Many plans may already apply in-network cost-sharing to out-of-network pathologists, emergency room physicians, anesthesiologists and radiologists that perform services at in-network facilities. These plans’ payment systems will need to be revised to expand the coverage and the change to the calculation of the covered person’s cost-share and the Out-of-Network Rate.
Under the No Surprises Act, grandfathered and non-grandfathered plans can charge participants only in-network cost-sharing for out-of-network air ambulance services, provided in-network air ambulance services are covered. Any coinsurance or deductible must be based on the rates that would apply if the air ambulance was in-network. Further, these cost-sharing amounts must count toward the in-network deductible and out-of-pocket maximum, and the plan must apply the in-network deductible, the same as if the cost-sharing payments were for an in-network air ambulance.

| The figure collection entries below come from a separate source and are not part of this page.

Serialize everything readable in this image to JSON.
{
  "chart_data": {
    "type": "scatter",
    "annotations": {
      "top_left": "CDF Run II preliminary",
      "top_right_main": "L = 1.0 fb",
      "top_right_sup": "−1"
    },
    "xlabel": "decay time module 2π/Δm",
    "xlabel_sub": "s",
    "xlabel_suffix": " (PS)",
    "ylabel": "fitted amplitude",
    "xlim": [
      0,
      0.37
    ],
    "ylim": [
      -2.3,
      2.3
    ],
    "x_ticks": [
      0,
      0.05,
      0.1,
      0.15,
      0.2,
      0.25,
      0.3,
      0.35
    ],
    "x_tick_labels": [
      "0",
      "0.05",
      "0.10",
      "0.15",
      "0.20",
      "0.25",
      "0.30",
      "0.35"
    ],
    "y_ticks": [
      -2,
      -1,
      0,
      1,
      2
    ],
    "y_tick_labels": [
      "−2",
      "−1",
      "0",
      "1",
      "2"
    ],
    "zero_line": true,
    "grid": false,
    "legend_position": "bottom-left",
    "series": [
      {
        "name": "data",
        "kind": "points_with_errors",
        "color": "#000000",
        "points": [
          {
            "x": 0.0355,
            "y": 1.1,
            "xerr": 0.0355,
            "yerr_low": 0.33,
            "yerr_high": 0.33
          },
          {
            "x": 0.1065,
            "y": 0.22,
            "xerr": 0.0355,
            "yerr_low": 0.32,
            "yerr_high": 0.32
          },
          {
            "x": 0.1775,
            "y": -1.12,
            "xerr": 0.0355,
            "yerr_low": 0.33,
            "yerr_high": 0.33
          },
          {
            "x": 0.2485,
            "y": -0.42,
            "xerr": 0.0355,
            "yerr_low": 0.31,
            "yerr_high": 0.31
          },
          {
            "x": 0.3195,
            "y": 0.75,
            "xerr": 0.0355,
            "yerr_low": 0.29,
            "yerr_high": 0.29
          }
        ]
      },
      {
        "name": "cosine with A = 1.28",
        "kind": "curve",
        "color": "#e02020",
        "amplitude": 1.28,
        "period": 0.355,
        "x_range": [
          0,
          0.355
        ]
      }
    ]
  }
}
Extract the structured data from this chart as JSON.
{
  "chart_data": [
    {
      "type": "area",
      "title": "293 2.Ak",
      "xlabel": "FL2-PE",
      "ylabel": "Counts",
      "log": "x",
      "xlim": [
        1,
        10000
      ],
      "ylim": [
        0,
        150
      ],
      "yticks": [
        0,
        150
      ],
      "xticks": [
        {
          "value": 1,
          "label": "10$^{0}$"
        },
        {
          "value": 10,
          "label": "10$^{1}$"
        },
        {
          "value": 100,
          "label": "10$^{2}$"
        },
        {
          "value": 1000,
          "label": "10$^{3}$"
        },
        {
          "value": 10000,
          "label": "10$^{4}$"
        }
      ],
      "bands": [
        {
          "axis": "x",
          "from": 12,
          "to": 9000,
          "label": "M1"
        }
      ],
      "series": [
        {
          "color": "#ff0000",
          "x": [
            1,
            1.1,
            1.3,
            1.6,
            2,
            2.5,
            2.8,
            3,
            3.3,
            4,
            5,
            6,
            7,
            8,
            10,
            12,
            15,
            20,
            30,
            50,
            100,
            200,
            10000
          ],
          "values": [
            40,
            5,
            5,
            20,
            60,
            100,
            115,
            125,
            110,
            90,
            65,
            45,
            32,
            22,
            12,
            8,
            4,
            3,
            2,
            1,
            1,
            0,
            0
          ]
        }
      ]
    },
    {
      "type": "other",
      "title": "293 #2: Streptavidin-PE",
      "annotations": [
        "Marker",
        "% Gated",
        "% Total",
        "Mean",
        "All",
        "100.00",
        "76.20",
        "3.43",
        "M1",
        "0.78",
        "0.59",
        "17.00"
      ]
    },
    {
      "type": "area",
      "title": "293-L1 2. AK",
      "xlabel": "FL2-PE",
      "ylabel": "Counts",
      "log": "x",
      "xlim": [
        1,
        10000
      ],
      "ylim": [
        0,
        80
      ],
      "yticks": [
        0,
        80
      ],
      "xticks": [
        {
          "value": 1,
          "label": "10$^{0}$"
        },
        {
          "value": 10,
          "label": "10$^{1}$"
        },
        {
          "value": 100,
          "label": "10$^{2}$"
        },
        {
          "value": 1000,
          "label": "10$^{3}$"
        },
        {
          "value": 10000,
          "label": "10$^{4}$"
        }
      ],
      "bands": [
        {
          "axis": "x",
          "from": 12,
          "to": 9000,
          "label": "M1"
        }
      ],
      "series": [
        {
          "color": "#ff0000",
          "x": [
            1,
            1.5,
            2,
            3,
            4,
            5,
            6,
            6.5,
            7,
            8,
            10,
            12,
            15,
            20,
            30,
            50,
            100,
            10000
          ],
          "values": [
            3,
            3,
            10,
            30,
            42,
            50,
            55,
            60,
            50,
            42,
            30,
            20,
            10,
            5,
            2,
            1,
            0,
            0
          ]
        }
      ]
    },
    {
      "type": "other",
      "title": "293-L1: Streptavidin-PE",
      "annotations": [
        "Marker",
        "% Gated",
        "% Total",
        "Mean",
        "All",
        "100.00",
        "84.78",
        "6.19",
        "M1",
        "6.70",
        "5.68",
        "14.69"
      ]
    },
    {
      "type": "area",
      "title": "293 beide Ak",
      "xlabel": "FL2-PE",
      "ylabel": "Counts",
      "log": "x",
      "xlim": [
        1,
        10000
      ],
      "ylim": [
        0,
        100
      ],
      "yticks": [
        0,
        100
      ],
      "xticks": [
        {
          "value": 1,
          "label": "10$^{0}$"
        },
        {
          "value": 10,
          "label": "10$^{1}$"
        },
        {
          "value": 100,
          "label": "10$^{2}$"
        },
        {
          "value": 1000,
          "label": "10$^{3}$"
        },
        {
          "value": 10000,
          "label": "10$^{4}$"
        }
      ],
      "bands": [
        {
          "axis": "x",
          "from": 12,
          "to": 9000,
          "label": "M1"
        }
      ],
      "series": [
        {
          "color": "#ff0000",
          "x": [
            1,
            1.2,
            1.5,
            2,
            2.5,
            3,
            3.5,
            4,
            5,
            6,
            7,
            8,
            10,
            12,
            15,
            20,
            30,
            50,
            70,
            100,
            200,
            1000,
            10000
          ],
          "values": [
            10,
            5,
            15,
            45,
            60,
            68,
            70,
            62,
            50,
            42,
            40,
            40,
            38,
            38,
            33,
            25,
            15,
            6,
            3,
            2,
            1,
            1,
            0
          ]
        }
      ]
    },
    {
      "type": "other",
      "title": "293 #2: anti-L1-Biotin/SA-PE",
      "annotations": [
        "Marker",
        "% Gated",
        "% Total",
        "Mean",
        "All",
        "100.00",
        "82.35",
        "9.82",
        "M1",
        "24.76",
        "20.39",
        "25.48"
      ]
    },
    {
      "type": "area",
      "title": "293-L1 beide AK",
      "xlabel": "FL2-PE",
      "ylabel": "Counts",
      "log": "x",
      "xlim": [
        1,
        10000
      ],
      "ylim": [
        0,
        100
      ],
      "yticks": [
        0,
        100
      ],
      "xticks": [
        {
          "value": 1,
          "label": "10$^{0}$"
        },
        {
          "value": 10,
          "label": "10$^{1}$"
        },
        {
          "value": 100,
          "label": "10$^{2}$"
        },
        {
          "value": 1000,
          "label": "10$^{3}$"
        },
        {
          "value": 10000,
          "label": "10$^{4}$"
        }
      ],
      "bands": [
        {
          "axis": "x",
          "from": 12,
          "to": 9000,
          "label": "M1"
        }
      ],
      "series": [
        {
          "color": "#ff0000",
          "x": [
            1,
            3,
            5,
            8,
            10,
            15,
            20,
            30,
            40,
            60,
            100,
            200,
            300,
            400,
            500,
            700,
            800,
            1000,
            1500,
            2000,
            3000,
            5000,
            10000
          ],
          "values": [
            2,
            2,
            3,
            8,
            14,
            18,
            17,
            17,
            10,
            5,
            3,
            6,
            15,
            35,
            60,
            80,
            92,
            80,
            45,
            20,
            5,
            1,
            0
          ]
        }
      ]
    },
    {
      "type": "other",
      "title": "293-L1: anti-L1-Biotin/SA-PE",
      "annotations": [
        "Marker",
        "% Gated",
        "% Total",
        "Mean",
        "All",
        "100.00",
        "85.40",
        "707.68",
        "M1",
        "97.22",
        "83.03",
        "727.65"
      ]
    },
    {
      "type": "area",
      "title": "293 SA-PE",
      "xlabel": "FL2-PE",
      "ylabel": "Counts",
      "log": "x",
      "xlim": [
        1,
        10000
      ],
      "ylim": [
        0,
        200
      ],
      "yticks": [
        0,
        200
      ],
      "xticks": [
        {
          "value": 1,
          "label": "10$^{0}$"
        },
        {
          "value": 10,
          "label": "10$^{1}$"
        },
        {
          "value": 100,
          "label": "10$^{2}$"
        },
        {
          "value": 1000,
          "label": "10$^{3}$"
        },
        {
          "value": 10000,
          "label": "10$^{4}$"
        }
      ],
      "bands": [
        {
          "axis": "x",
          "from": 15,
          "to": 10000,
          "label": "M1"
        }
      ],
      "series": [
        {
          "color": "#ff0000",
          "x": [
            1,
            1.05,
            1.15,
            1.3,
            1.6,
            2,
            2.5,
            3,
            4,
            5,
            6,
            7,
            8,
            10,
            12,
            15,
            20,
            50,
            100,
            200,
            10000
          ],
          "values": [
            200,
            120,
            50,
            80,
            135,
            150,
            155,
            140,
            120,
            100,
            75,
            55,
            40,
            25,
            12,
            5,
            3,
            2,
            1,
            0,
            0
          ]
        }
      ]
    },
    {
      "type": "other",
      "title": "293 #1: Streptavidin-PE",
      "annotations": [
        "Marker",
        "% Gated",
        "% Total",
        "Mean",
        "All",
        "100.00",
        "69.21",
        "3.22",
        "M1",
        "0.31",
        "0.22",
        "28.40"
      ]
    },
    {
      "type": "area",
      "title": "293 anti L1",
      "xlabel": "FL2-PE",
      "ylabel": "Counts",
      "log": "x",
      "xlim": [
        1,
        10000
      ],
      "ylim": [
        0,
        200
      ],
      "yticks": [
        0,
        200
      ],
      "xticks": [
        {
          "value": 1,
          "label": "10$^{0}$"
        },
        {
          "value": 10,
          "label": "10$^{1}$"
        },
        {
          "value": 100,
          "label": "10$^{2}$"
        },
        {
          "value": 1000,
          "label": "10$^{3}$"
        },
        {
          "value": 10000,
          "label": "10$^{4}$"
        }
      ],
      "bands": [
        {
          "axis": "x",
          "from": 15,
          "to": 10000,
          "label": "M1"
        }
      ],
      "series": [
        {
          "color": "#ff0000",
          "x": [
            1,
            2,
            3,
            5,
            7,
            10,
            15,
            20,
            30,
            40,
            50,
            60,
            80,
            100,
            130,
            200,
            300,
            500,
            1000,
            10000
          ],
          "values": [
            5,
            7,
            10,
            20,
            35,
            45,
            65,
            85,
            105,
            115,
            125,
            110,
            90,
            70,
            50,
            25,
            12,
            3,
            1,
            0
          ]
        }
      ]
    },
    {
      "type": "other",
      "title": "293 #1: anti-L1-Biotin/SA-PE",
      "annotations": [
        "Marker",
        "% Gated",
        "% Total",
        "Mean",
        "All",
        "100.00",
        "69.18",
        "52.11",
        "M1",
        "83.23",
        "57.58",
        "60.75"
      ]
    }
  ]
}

It is uncertain what “rate” means in this instance. Perhaps “rate” means the median negotiated rate for the in-network air ambulance, but the CAA is not clear. Additional guidance, and examples in the regulations, will hopefully provide some clarity.
Similar to other emergency services, the plan must send an initial payment or payment denial notice within 30 days after the provider sends the bill. Then, the plan must pay directly to the air ambulance provider the remainder of the Out-of-Network Rate, less the covered person’s cost-sharing payment.
Once these rules take effect, air ambulance services cannot balance bill. An out-of-network air ambulance can only bill a person with air ambulance benefits for their cost-sharing amount, as calculated by the person’s plan.
Air Ambulance Claims Data Reporting
The No Surprises Act also requires plans to submit reports related to air ambulance services to HHS, jointly with the DOL and Treasury Department, by March 31, 2023. A second report will be due by March 30, 2024.
The reports will need to include claims data for air ambulance services, broken down by each of the following factors:
- Whether the services were for an emergency;
- Whether the air ambulance provider was part of a hospital-owned or sponsored program, municipality-sponsored program, hospital independent partnership (hybrid) program, independent program, or tribally operated program in Alaska;
- Whether the transport originated in a rural or urban area;
- The type of aircraft, such as helicopter or airplane;
- Whether the air ambulance provider was in-network; and
- Other information specified by the agencies.
The No Surprises Act imposes many new requirements on group health plans and insurers. This article is part of a series that addresses the changes in the CAA for group health plans. The next alert in this series will focus on the No Surprises Act’s rules for out-of-network rate negotiations with respect to the above emergency, nonemergency, and air ambulance services, and the independent dispute resolution process for when negotiations fail. These rules will be key to compliance starting in 2022.